The major smack to the sales of four-wheeler came on the heels of subdued sales in 1000 cc and below category, mainly because of the completion of Punjab Yellow Cab taxi scheme under which the Government distributed 20,000 yellow cabs to the youth of the province. Moreover, the production of Cuore and Alto completely purged off, as both models have been discontinued by the respective manufacturers. On the flip side, the farm tractor category illustrated a remarkable boom of 69 percent YoY in 4MFY13, demonstrating a sales volume of 13,983 units, as against 8,269 units in 4MFY12. During October, the tractor sales volume thrived by 41 percent on year-on-year basis, up from 4,054 units during the same period last year.

The major contribution to the boom in farm tractor cadre came from the sales of FIAT tractors which propped up by 1.65 times YoY in 4MFY13 owing to the Green Tractor Scheme under which FIAT tractors were distributed to farmers via balloting, at a subsidized rate of Rs200,000 compared to the price tag of Rs550,000. Massey Ferguson tractor sales also gushed by 34 percent in 4MFY13, as compared to the same period last year, which further buttressed the tractor category.

Amongst individual companies, PSMC sales during 4MFY13 declined by 35 percent to 22,753 units as against 34,877 units sold in the similar period last year. The major reason was the completion of Punjab Governments taxi scheme for which Suzuki Mehran and Suzuki Bolan were selected.

After the conclusion of the scheme, the collective sales of Mehran and Bolan in 4MFY13 plummeted by 24 percent YoY.

During 4MFY13, Indus Motors sales plunged to 11,003 units, 38 percent down as compared to the same period last year. The decline in sales is largely attributable to the termination of Daihatsu Cuore production. As of 4MFY13, Cuore witnessed a trivial sales volume of 71 units as against 1,532 units in

4MFY12. However, on month-on-month basis, Indus Motors sales demonstrated an uptick of 28 percent. This monthly rise in the sales volume is attributable to 22 percent MoM growth in Corolla sales to 2,155 units on the back of the launch of its new model.

Moreover, the Company also introduced navigation system in its Corolla Altis range, which was well received by the market. Hilux sales also grew 57 percent MoM to 549 units, as a result of the introduction of interior changes which were able to gain buyer interest.

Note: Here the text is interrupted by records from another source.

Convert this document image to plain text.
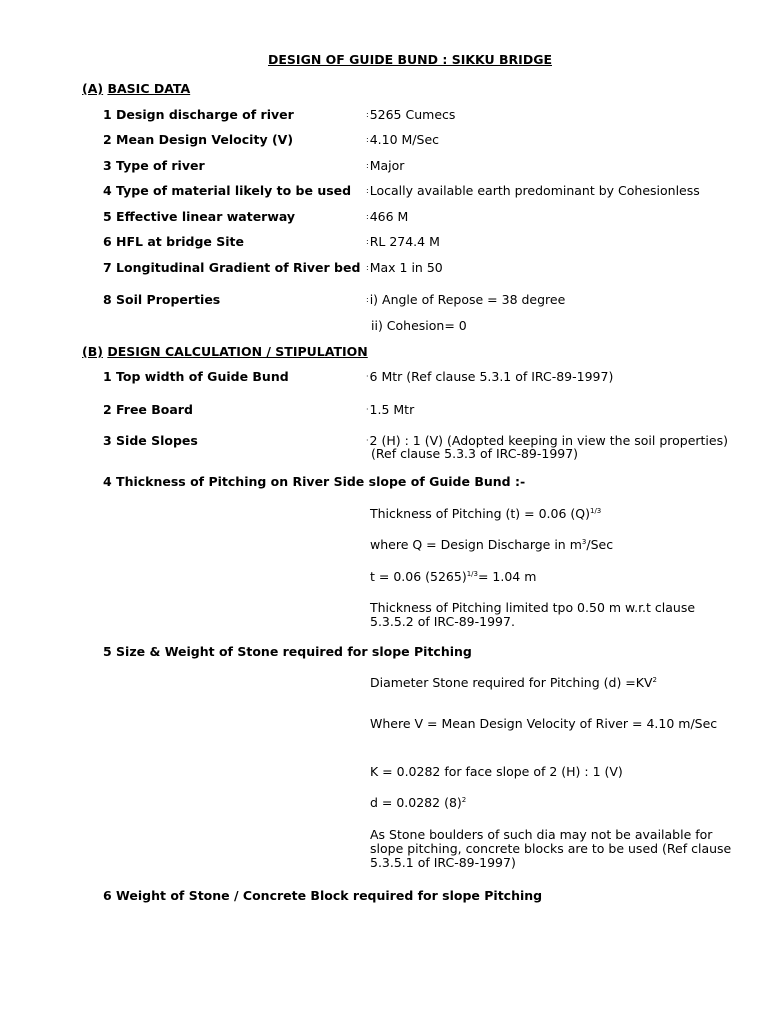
DESIGN OF GUIDE BUND : SIKKU BRIDGE
(A) BASIC DATA
1 Design discharge of river	:5265 Cumecs
2 Mean Design Velocity (V)	:4.10 M/Sec
3 Type of river	:Major
4 Type of material likely to be used :Locally available earth predominant by Cohesionless
5 Effective linear waterway	:466 M
6 HFL at bridge Site	:RL 274.4 M
7 Longitudinal Gradient of River bed :Max 1 in 50
8 Soil Properties	:i) Angle of Repose = 38 degree
ii) Cohesion= 0
(B) DESIGN CALCULATION / STIPULATION
1 Top width of Guide Bund	·6 Mtr (Ref clause 5.3.1 of IRC-89-1997)
2 Free Board	·1.5 Mtr
3 Side Slopes	·2 (H) : 1 (V) (Adopted keeping in view the soil properties)
(Ref clause 5.3.3 of IRC-89-1997)
4 Thickness of Pitching on River Side slope of Guide Bund :-
Thickness of Pitching (t) = 0.06 $(Q)^{1/3}$
where Q = Design Discharge in $m^3$/Sec
t = 0.06 $(5265)^{1/3}= 1.04$ m
Thickness of Pitching limited tpo 0.50 m w.r.t clause 5.3.5.2 of IRC-89-1997.
5 Size & Weight of Stone required for slope Pitching
Diameter Stone required for Pitching $(d) =KV^2$
Where V = Mean Design Velocity of River = 4.10 m/Sec
K = 0.0282 for face slope of 2 (H) : 1 (V)
d = 0.0282 $(8)^2$
As Stone boulders of such dia may not be available for slope pitching, concrete blocks are to be used (Ref clause 5.3.5.1 of IRC-89-1997)
6 Weight of Stone / Concrete Block required for slope Pitching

In contrast to the other two players, Atlas Honda car sales for 4MFY13 clocks in at 6,009 units, having attained a nominal growth of 1.97 percent YoY.

Currently, imported cars having an age limit of five years and depreciation limit of 48 percent is incentivising customers to opt for the refurbished imported cars instead of locally assembled cars. During FY11-12, around 56,000 used cars were imported which dealt a severe blow to the local industry sales. Yet in 4MFY13, the key reason of dismal performance quoted by the industry sources is the humongous arrival of imported cars. However, auto assemblers are engaged in extensive dialogues with the GoP for the forthcoming Auto Industry Development Programme (AIDP).

The industry is asserting for the reduction in age limit of imported cars to three years and the reduction in depreciation limit to 24 percent. The industrys fortunes are likely to get better provided a restrictive import policy is put in place in line with persistent industry demands.